Born to the vine
Isy Borjón has turned a family business managing vineyards into a passion
Keen as a hawk, Isy Borjón is the kind of person you want taking care of your vines. He calmly takes it all in, silently formulating a plan. There’s a steely confidence tempered by natural inquisitiveness.
There’s a sense of regalness there, too. Named Iscander at birth, Borjón traces his family bloodlines back to France. His great, great grandfather escaped the 1860s French-Mexican war, also know as the Maximillian Affair, and stayed in Mexico.
His parents Jesus and Nora Borjón arrived in Amador County’s Shenandoah Valley more than 30 years ago from the small town of Paracuaro in the state of Guanajuato, Mexico. Jesus did vineyard work while Nora raised their three children. Eventually, the couple saved enough to start their own small business in 1991, called Borjón Labor Contracting and Vineyard Management.
From the time his dad essentially handed over the family business to him at age 19, in 2005, Borjón has been the man in charge. Fortunately, he is wise beyond his years. Also fortunately, he has a loving and supportive family, almost all of whom are involved in one way or another in the tangled web of the wine business.
Borjón, who manages about 500 vineyard acres in Amador County, has become something of a local rock star. In addition to running a highly sought-after viticulture consulting business, Borjón also has two labels of his own. Borjón Winery focuses on the Italian and French varietals grown in Amador and Napa (where he maintains some vineyards) while Las Portales highlights the Iberian varietals grown in the Amador foothills.
Having a winery with the family name on it had long been a dream of his parents; Borjón is proud to have made it a reality. Borjón’s wife Eliana has helped run the winery tasting room since it opened in 2009.
One of Borjón’s best friends, Joe Shebl, winemaker at Renwood, has made the wine for the Borjón labels from inception, and his excellent renderings from superior fruit has helped the winery develop a reputation for bold sangiovese, barbera, petite sirah and zinfandel.
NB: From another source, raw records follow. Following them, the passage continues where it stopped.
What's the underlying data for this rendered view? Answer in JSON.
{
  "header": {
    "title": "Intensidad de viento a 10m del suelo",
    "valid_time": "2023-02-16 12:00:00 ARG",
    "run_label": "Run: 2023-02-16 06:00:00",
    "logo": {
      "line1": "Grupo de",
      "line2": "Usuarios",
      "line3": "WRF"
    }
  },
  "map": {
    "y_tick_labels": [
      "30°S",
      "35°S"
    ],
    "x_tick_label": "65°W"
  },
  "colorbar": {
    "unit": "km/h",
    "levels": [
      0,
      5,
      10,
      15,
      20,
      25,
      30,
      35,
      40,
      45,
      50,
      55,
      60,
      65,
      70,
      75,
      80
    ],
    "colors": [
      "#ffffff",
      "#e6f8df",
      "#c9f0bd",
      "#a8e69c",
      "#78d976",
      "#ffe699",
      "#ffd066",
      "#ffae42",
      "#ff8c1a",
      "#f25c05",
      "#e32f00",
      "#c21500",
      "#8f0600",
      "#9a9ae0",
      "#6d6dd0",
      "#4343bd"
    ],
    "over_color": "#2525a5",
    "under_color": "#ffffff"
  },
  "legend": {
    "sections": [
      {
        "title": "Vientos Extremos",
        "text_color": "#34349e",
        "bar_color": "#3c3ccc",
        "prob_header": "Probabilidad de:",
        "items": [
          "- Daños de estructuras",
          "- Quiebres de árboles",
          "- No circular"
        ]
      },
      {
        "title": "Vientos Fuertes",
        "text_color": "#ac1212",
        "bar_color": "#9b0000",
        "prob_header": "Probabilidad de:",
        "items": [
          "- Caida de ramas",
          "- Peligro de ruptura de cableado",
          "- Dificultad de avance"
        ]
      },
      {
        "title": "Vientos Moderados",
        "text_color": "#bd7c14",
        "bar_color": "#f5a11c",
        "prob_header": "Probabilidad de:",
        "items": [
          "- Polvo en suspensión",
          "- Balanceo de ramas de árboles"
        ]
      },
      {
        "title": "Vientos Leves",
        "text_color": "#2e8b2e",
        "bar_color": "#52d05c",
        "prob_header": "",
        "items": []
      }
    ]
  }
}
Their reposada series always delivers extra bang for the buck.
It’s the barbera, though, that is the rising star of the region. With only about 30 acres of barbera in the ground, Borjón can’t keep up with the demand and is actively planting more. “It’s the most popular wine in my tasting room, followed by primitivo and sangiovese,” he says. “Italian wines are hot. I would love to plant more barbera for my own brand. It’s our bread and butter”
Being involved in a labor-intensive business, Borjón has felt the undeniable pinch of the extreme labor shortage. “We are in a serious bind. There is just no labor to spare,” he says, noting that labor costs have skyrocketed 30 to 40 percent in the last few years.
Consequently, Borjón insists on only installing new vineyards that can be both machine pruned and machine picked. Prudent, as well as wise.